Reclam wirbt auf der Rückseite des vorliegenden Büchleins mit folgendem Satz für das Produkt: " Die 50 schönsten und berühmtesten Liebesgedichte der deutschen Literatur, vom Falkenlied des Kürenbergs aus dem 12. Jahrhundert bis zu den Gedichten von Sarah Kirsch und Ulla Hahn."
Schließt man sich Kants Definition des Schönen an, ist es nicht notwendig zu hinterfragen, ob es sich bei diesen Gedichten tatsächlich um die schönsten handelt, bzw. ob diese Gedichte nun auch wirklich schön sind, denn man weiß es sind immer nur höchst parteiische Werturteile über die zu diskutieren nur zänkisch veranlagte Menschen Freude finden. Lässt man Kants Satz auf sich wirken, erkennt man, dass jede Form von Beckmesserei nicht angebracht , sondern bloßer Ausdruck von Kleingeistigkeit ist. Wer aber möchte schon als kleingeistig gelten?

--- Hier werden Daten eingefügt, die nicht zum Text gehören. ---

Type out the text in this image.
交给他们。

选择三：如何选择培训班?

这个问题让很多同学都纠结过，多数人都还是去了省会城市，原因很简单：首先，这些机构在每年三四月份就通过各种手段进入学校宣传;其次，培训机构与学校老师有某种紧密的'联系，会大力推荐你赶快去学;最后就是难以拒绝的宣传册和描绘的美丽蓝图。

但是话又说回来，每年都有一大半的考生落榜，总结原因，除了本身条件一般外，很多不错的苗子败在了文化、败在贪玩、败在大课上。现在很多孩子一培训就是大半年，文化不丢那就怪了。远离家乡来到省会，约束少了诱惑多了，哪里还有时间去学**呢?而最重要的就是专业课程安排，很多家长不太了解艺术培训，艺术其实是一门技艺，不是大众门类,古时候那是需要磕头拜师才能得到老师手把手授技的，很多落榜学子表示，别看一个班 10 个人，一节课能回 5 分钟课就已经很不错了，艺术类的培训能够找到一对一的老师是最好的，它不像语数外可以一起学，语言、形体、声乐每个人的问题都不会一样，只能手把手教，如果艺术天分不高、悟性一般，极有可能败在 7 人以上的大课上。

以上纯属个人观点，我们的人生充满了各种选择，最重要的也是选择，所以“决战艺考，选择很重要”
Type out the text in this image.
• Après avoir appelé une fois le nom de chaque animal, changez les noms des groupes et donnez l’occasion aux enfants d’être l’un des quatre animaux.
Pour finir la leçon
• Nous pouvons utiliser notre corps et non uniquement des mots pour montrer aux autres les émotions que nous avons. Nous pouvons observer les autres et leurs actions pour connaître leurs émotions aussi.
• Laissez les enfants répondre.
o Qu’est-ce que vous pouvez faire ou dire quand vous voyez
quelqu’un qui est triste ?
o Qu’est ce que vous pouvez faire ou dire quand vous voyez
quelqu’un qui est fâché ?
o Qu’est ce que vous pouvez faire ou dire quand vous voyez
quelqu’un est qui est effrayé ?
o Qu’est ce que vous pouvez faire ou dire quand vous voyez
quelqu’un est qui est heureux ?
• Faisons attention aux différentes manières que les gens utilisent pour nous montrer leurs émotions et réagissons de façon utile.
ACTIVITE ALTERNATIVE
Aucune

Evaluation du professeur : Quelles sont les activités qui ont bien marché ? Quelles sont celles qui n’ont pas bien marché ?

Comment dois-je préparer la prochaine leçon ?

Hans Wagner legt bei seine Gedichtsauswahl ein verstärktes Gewicht auf die Liebeslyrik des 20. Jahrhunderts und begründet dies damit, dass diese Lyrik dem Leser näher stünde als früherer Epochen. Dies hindert ihn allerdings nicht Gedichte von Walter von der Vogelweide, Paul Fleming, Klopstock und vielen anderen ebenfalls vorzustellen. Legte Heinrich Heine noch Wert auf die Balance sentimentaler Innerlichkeit und ironischer Distanz, wird sich später primär Illusionslosigkeit und die Reduktion der Gefühle in Liebesgedichten niederschlagen. Die Liebe scheint nun vom Alltag zerrieben zu werden. Jetzt werden verstärkt Einsamkeit, Verlassenheit und Untreue thematisiert.
Können solche Liebesgedichte noch schön sein? In Wagners Augen aber auch in meinen sehr wohl. Beurteilen sie jedoch bitte selbst. In meiner Rezension zu Brecht-Gedichten habe ich dessen " Die Liebenden" bereits vorgestellt und möchte den Inhalt ebensowenig wiederholen wie Rilkes "Liebes-Lied", das ebenfalls von mir bereits thematisiert worden ist. Diese beide Gedichte gehören zu meinen persönlichen Favoriten.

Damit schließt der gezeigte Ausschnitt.